Dickens and Fantasy
Join me as I embark on a thematic reading experience of pairing A Tale of Two Cities by Charles Dickens with its fantasy retelling counter part A Far Better Thing by HG Parry.
A Tale of Two Cities is set against the backdrop of the years directly preceding the French Revolution. Charles Dickens apparently had an appreciation of Thomas Carlyle’s French Revolution book and was also inspired to tackle writing about a love triangle when acting for charity in his friend Wilkie Collins play called “The Frozen Deep.”
A Tale of Two Cities begins with the mysterious delivery of a message on a foggy, eerie night. Later, the story takes us to a graveyard, where we reflect on someone who has been buried alive for 18 years. This ties beautifully to A Far Better Thing, which opens in a graveyard too as someone is digging up a human bone to deliver to the fairy realm.
But in Dickens’s Tale, we meet the Defarges, Mr. Lorry, Miss Manette, and her father five years before A Far Better Thing begins.
A Far Better Thing plunges us almost immediately into the courtroom in the middle of a trial which skips over the early chapters of A Tale of Two Cities. We encounter Sydney Carton, Stryver, Charles Darnay, and Miss Manette as it’s revealed that the narrator is Sydney Carton, whom we don’t meet until much later in Dickens’s novel.
We also meet Shadow, a mysterious figure from the fae realm who interferes in the main characters’ lives without the fae court’s permission. Dickens often describes “shadows in the night,” and named an early chapter “Night Shadows.” which seems like a connection to this Shadow character.

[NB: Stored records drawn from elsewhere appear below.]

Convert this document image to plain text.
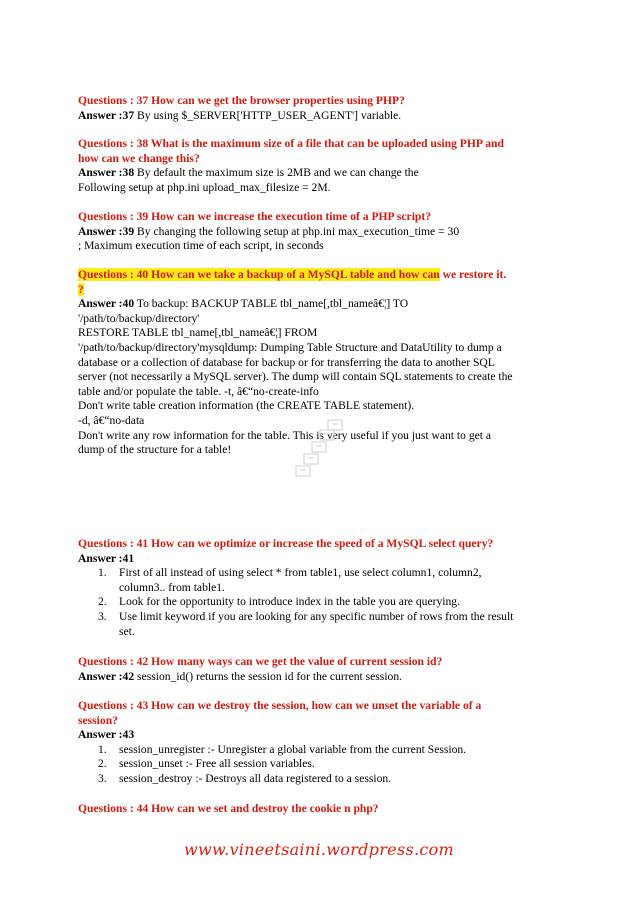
Questions : 37 How can we get the browser properties using PHP?
Answer :37 By using $_SERVER['HTTP_USER_AGENT'] variable.
Questions : 38 What is the maximum size of a file that can be uploaded using PHP and
how can we change this?
Answer :38 By default the maximum size is 2MB and we can change the
Following setup at php.ini upload_max_filesize = 2M.
Questions : 39 How can we increase the execution time of a PHP script?
Answer :39 By changing the following setup at php.ini max_execution_time = 30
; Maximum execution time of each script, in seconds
Questions : 40 How can we take a backup of a MySQL table and how can we restore it.
?
Answer :40 To backup: BACKUP TABLE tbl_name[,tbl_nameâ€¦] TO
'/path/to/backup/directory'
RESTORE TABLE tbl_name[,tbl_nameâ€¦] FROM
'/path/to/backup/directory'mysqldump: Dumping Table Structure and DataUtility to dump a
database or a collection of database for backup or for transferring the data to another SQL
server (not necessarily a MySQL server). The dump will contain SQL statements to create the
table and/or populate the table. -t, â€“no-create-info
Don't write table creation information (the CREATE TABLE statement).
-d, â€“no-data
Don't write any row information for the table. This is very useful if you just want to get a
dump of the structure for a table!
Questions : 41 How can we optimize or increase the speed of a MySQL select query?
Answer :41
1. First of all instead of using select * from table1, use select column1, column2,
column3.. from table1.
2. Look for the opportunity to introduce index in the table you are querying.
3. Use limit keyword if you are looking for any specific number of rows from the result
set.
Questions : 42 How many ways can we get the value of current session id?
Answer :42 session_id() returns the session id for the current session.
Questions : 43 How can we destroy the session, how can we unset the variable of a
session?
Answer :43
1. session_unregister :- Unregister a global variable from the current Session.
2. session_unset :- Free all session variables.
3. session_destroy :- Destroys all data registered to a session.
Questions : 44 How can we set and destroy the cookie n php?
www.vineetsaini.wordpress.com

A Far Better Thing also introduces characters with apothecary and magic skills and even takes us briefly into the fairy realm. It’s impressive how Parry weaves minor characters from Dickens’s novel into her story, expanding their roles into important supporting figures.
So much is related in both of these books: chapters both being named similarly such as alluding to a storm when referring to the coming consequences of the revolution and even the character motivations based on the original love triangle.
A Tale of Two Cities is much more of a treatise on the lack of impartiality in society due to poverty and it focuses much more on the politics of espionage by the rebels and government alike in France. As the story unfolds, we discover the identity of the leader of the revenge movement. While this character may not inspire sympathy, Dickens allows readers to understand the motivations behind the uprising, especially given the oppression of the aristocracy. Through personification, particularly of poverty as a living force, Dickens effectively illustrates the desperation that drives the cruelty of the revolution.
H.G. Parry’s literary techniques emphasizes the role of the fae in disrupting human politics and social hierarchies. These fantasy elements enrich the original tale and deepen our understanding of the unrest that fueled the French Revolution. We start to understand that each person in poverty has their own individual reasons for being angry with the nobles, and when these individuals, these peasants join together by shared circumstances or injustices, they form an unstoppable collective force.